La ciencia ha tenido que admitir, ante la evidencia, que existe una "Causa primera" que dio origen a todo lo que existe. Las leyes universales y naturales e incluso la experiencia, muestran la existencia de las leyes morales "escritas" en nuestra conciencia, de manera que todos sabemos cuando algo "está mal". Quien puso esas leyes, quien rige todo lo creado, quien dio al ser humano la conciencia y la moralidad es el Creador de todo, la "Causa primera", a quien nosotros conocemos como Dios. 

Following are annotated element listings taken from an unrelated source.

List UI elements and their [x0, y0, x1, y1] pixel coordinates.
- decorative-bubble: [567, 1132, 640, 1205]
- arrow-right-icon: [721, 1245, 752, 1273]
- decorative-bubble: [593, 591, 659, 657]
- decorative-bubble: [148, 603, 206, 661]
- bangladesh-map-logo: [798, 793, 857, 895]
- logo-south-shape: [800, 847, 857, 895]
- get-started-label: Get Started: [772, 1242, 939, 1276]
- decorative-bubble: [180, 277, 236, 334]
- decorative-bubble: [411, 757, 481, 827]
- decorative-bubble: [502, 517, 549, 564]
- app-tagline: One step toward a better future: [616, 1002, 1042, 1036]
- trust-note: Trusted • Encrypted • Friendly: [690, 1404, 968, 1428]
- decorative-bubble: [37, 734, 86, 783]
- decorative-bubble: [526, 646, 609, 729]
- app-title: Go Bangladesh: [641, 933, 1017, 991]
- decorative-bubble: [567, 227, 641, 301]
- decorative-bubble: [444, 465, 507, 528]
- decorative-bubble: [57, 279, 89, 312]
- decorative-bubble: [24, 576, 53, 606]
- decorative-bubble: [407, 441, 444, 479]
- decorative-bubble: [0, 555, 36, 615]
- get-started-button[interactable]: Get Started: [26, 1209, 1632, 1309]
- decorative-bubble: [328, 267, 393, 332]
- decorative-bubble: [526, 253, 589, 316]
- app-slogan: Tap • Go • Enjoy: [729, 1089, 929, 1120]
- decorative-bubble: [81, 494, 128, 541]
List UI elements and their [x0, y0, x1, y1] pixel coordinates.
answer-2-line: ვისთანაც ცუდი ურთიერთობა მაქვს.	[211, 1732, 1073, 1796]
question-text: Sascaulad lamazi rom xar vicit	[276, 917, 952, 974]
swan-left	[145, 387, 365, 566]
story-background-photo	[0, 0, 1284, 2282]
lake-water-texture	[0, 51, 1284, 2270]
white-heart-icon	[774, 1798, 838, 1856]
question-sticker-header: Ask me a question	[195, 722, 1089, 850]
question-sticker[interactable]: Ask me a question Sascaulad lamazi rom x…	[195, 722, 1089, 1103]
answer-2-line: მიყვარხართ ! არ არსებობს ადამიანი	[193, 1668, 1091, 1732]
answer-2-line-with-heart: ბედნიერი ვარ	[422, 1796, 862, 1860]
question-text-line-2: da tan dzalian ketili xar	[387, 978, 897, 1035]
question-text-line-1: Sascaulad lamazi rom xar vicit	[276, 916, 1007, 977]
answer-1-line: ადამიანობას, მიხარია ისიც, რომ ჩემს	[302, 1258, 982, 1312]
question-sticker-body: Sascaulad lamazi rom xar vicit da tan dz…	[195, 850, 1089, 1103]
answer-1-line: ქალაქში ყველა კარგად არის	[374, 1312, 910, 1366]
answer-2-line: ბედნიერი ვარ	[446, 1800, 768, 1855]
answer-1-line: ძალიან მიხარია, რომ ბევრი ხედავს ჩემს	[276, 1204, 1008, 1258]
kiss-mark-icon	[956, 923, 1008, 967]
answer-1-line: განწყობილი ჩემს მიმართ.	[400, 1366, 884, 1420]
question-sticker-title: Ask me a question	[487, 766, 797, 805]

La Biblia, el libro que nos revela Quién es Dios, dice que todo lo creado existe porque Dios lo hizo para el ser humano. "Y vio que era bueno", dice la Biblia. Dios creó todo lo  bueno para que lo disfrutemos. Somos administradores de este planeta, ahora en crisis. Dios es real, un Dios grande y lleno de amor que quiere que lo conozcamos y seamos sus hijos. 
 
De tal manera Dios amó al ser humano que envió a su Hijo, Jesucristo, para morir y resucitar por nosotros para que hallemos camino al Cielo. La Biblia dice que a todos los que creen en Jesús, a todos los que lo reciben como Señor y Salvador, Dios les da el derecho de ser hijos de Dios. El que cree en Jesús tiene vida eterna. Y todo es gratuito, porque Dios no quiere que nadie se pierda. Es por fe, por creer en Jesucristo y en lo que hizo por nosotros.
 
Y esta es una verdad comprobable: vos podés comprobarlo. Podés disfrutarlo, en esta vida, y después de esta vida, en el Cielo que Él preparó para los que le aman. Millones y millones a lo largo de la historia lo hemos comprobado: ¡Dios es bueno! ¡Dios es real! ¡Dios nos ama!
Hablá con Él y comprobalo por vos mismo.